Мне становится трудно дышать. Палата начинает плыть в жарком мареве. Я сглатываю, заставляя себя немного успокоиться.
— Обязательно. Как только Леонид Павлович разрешит тебе покинуть больницу, я заберу тебя, чтобы сделать самой счастливой. Веришь?
— Верю, Рома. Я тоже по тебе соскучилась.
— Охренеть, сколько времени наверстать нужно. Я тебя не буду выпускать из постели сутками, Снежинка.
Щёчки Снежинки едва заметно порозовели и в глазах загорелся огонёк предвкушения.
— Совсем-совсем не будешь выпускать?
— Если только для того, чтобы накормить.
— Своими фирменными блинчиками? — дразнится Снежинка.
— Так и знал, что в тот раз они тебе не понравились.

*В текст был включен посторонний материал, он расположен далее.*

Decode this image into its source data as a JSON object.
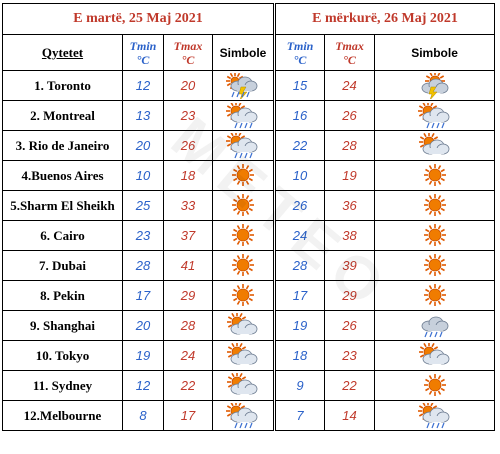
{
  "days": [
    {
      "label": "E martë, 25 Maj 2021"
    },
    {
      "label": "E mërkurë, 26 Maj 2021"
    }
  ],
  "headers": {
    "city": "Qytetet",
    "tmin": "Tmin",
    "tmax": "Tmax",
    "unit": "°C",
    "symbol": "Simbole"
  },
  "rows": [
    {
      "city": "1. Toronto",
      "d1": {
        "tmin": "12",
        "tmax": "20",
        "icon": "storm-cloud-icon"
      },
      "d2": {
        "tmin": "15",
        "tmax": "24",
        "icon": "storm-sun-icon"
      }
    },
    {
      "city": "2. Montreal",
      "d1": {
        "tmin": "13",
        "tmax": "23",
        "icon": "sun-rain-icon"
      },
      "d2": {
        "tmin": "16",
        "tmax": "26",
        "icon": "sun-rain-icon"
      }
    },
    {
      "city": "3. Rio de Janeiro",
      "d1": {
        "tmin": "20",
        "tmax": "26",
        "icon": "sun-rain-icon"
      },
      "d2": {
        "tmin": "22",
        "tmax": "28",
        "icon": "sun-cloud-icon"
      }
    },
    {
      "city": "4.Buenos Aires",
      "d1": {
        "tmin": "10",
        "tmax": "18",
        "icon": "sun-icon"
      },
      "d2": {
        "tmin": "10",
        "tmax": "19",
        "icon": "sun-icon"
      }
    },
    {
      "city": "5.Sharm El Sheikh",
      "d1": {
        "tmin": "25",
        "tmax": "33",
        "icon": "sun-icon"
      },
      "d2": {
        "tmin": "26",
        "tmax": "36",
        "icon": "sun-icon"
      }
    },
    {
      "city": "6. Cairo",
      "d1": {
        "tmin": "23",
        "tmax": "37",
        "icon": "sun-icon"
      },
      "d2": {
        "tmin": "24",
        "tmax": "38",
        "icon": "sun-icon"
      }
    },
    {
      "city": "7. Dubai",
      "d1": {
        "tmin": "28",
        "tmax": "41",
        "icon": "sun-icon"
      },
      "d2": {
        "tmin": "28",
        "tmax": "39",
        "icon": "sun-icon"
      }
    },
    {
      "city": "8. Pekin",
      "d1": {
        "tmin": "17",
        "tmax": "29",
        "icon": "sun-icon"
      },
      "d2": {
        "tmin": "17",
        "tmax": "29",
        "icon": "sun-icon"
      }
    },
    {
      "city": "9. Shanghai",
      "d1": {
        "tmin": "20",
        "tmax": "28",
        "icon": "sun-cloud-icon"
      },
      "d2": {
        "tmin": "19",
        "tmax": "26",
        "icon": "rain-cloud-icon"
      }
    },
    {
      "city": "10. Tokyo",
      "d1": {
        "tmin": "19",
        "tmax": "24",
        "icon": "sun-cloud-icon"
      },
      "d2": {
        "tmin": "18",
        "tmax": "23",
        "icon": "sun-cloud-icon"
      }
    },
    {
      "city": "11. Sydney",
      "d1": {
        "tmin": "12",
        "tmax": "22",
        "icon": "sun-cloud-icon"
      },
      "d2": {
        "tmin": "9",
        "tmax": "22",
        "icon": "sun-icon"
      }
    },
    {
      "city": "12.Melbourne",
      "d1": {
        "tmin": "8",
        "tmax": "17",
        "icon": "sun-rain-icon"
      },
      "d2": {
        "tmin": "7",
        "tmax": "14",
        "icon": "sun-rain-icon"
      }
    }
  ],
  "colors": {
    "tmin": "#2a61c9",
    "tmax": "#c0392b",
    "date": "#c0392b",
    "sun": "#f07c00"
  }
}
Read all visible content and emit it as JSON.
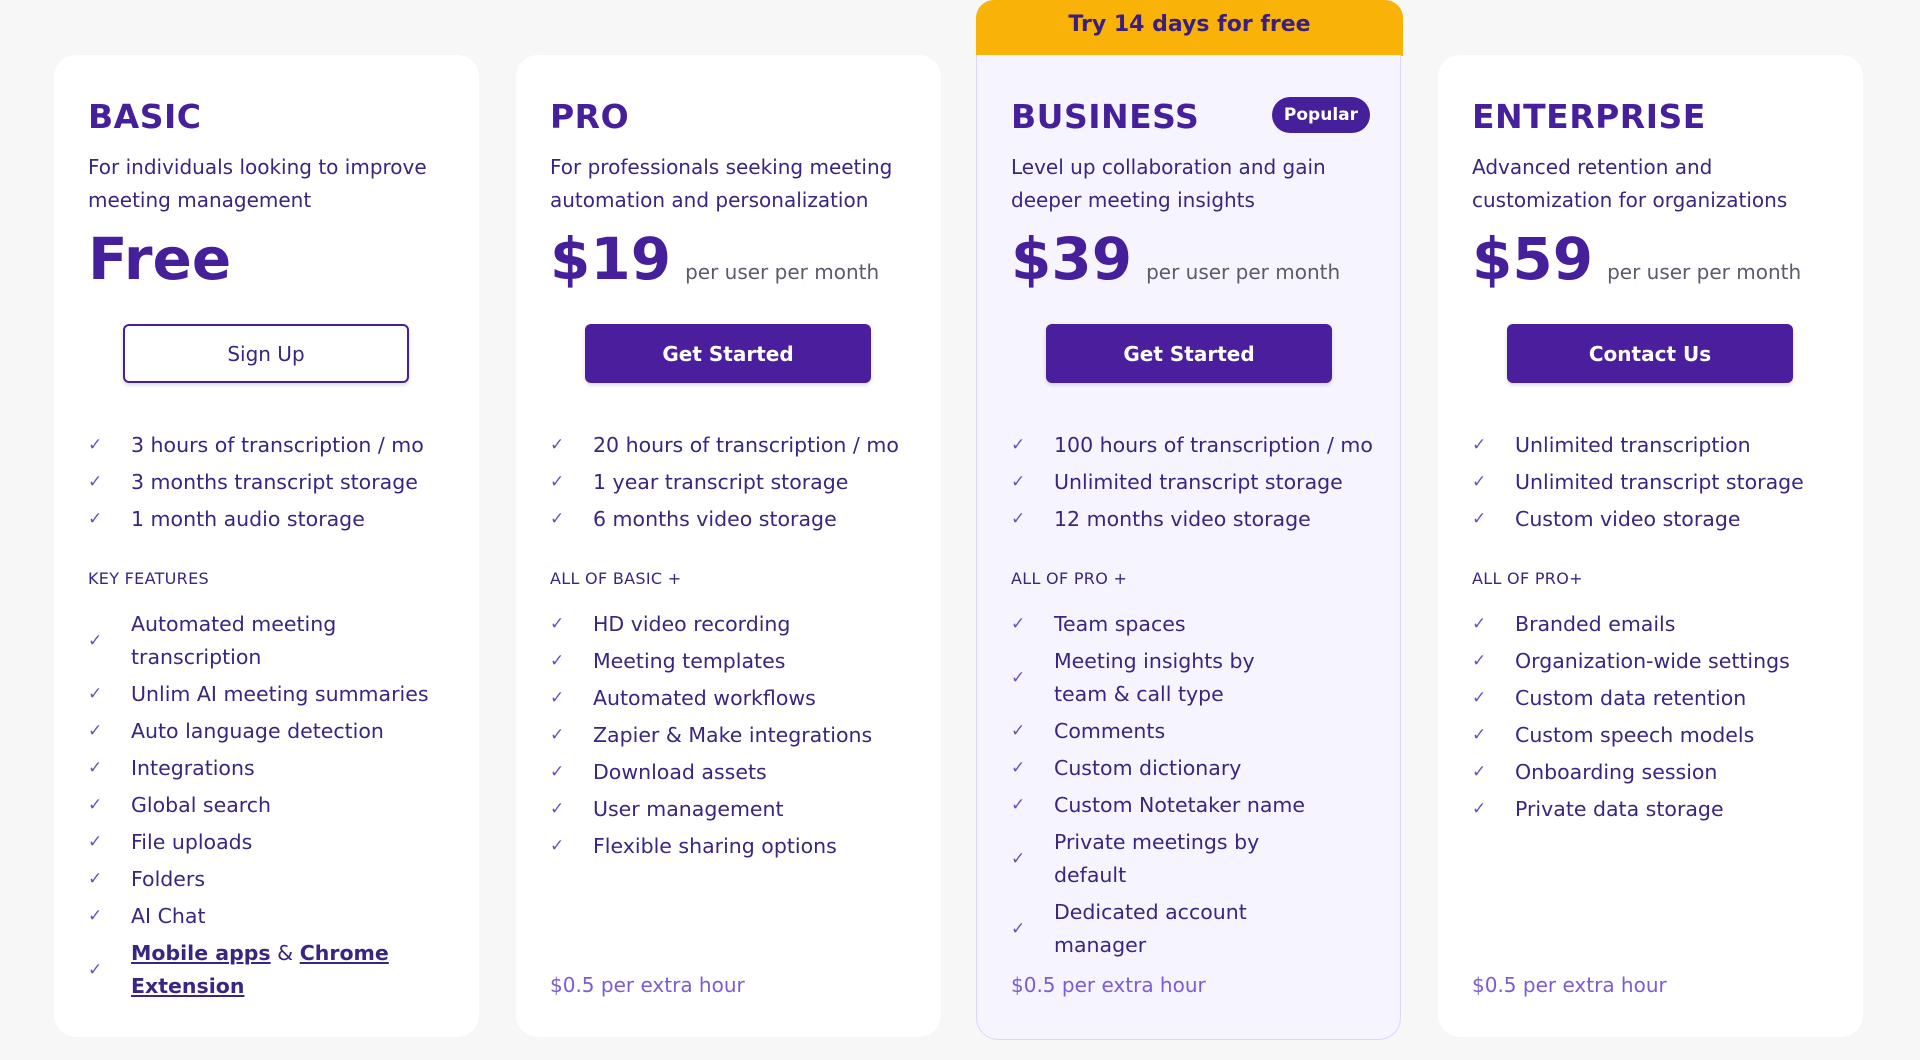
{
  "banner": "Try 14 days for free",
  "plans": [
    {
      "name": "BASIC",
      "desc": "For individuals looking to improve meeting management",
      "price": "Free",
      "per": "",
      "button": "Sign Up",
      "limits": [
        "3 hours of transcription / mo",
        "3 months transcript storage",
        "1 month audio storage"
      ],
      "section": "KEY FEATURES",
      "features": [
        "Automated meeting transcription",
        "Unlim AI meeting summaries",
        "Auto language detection",
        "Integrations",
        "Global search",
        "File uploads",
        "Folders",
        "AI Chat"
      ],
      "last_feature": {
        "link1": "Mobile apps",
        "amp": "&",
        "link2": "Chrome Extension"
      },
      "footer": ""
    },
    {
      "name": "PRO",
      "desc": "For professionals seeking meeting automation and personalization",
      "price": "$19",
      "per": "per user per month",
      "button": "Get Started",
      "limits": [
        "20 hours of transcription / mo",
        "1 year transcript storage",
        "6 months video storage"
      ],
      "section": "ALL OF BASIC +",
      "features": [
        "HD video recording",
        "Meeting templates",
        "Automated workflows",
        "Zapier & Make integrations",
        "Download assets",
        "User management",
        "Flexible sharing options"
      ],
      "footer": "$0.5 per extra hour"
    },
    {
      "name": "BUSINESS",
      "badge": "Popular",
      "desc": "Level up collaboration and gain deeper meeting insights",
      "price": "$39",
      "per": "per user per month",
      "button": "Get Started",
      "limits": [
        "100 hours of transcription / mo",
        "Unlimited transcript storage",
        "12 months video storage"
      ],
      "section": "ALL OF PRO +",
      "features": [
        "Team spaces",
        "Meeting insights by team & call type",
        "Comments",
        "Custom dictionary",
        "Custom Notetaker name",
        "Private meetings by default",
        "Dedicated account manager"
      ],
      "footer": "$0.5 per extra hour"
    },
    {
      "name": "ENTERPRISE",
      "desc": "Advanced retention and customization for organizations",
      "price": "$59",
      "per": "per user per month",
      "button": "Contact Us",
      "limits": [
        "Unlimited transcription",
        "Unlimited transcript storage",
        "Custom video storage"
      ],
      "section": "ALL OF PRO+",
      "features": [
        "Branded emails",
        "Organization-wide settings",
        "Custom data retention",
        "Custom speech models",
        "Onboarding session",
        "Private data storage"
      ],
      "footer": "$0.5 per extra hour"
    }
  ],
  "colors": {
    "accent": "#46209a",
    "banner": "#f9b208",
    "check": "#6d4fc2"
  }
}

Врунишка.
— Не-е-ет, они были вкусные, но немножко кривые.
— Безобразные, так и скажи.
— Главное, что вкусные. Я научу тебя, как делать их идеально круглыми…
Мы разговариваем. Обо всём. Кто-то из нас начинает предложение, а второй — подхватывает. Но болтаю в основном я. Просто не могу заставить себя замолчать. Кажется, что уже начинаю нести абсолютную чушь, но боюсь замолчать. Словно с этим молчанием растает всё то, что есть сейчас. Я затыкаюсь, только когда замечаю, что Снежинка уснула, вцепившись пальцами в мою рубашку. Я аккуратно вытаскиваю из-под её головы свою руку и осторожно встаю, поправляя одеяло. Пусть отдыхает. А мне ещё нужно позвонить папаше. Бесов Георгий попросил позвонить, как только станет известно о состоянии Снежаны.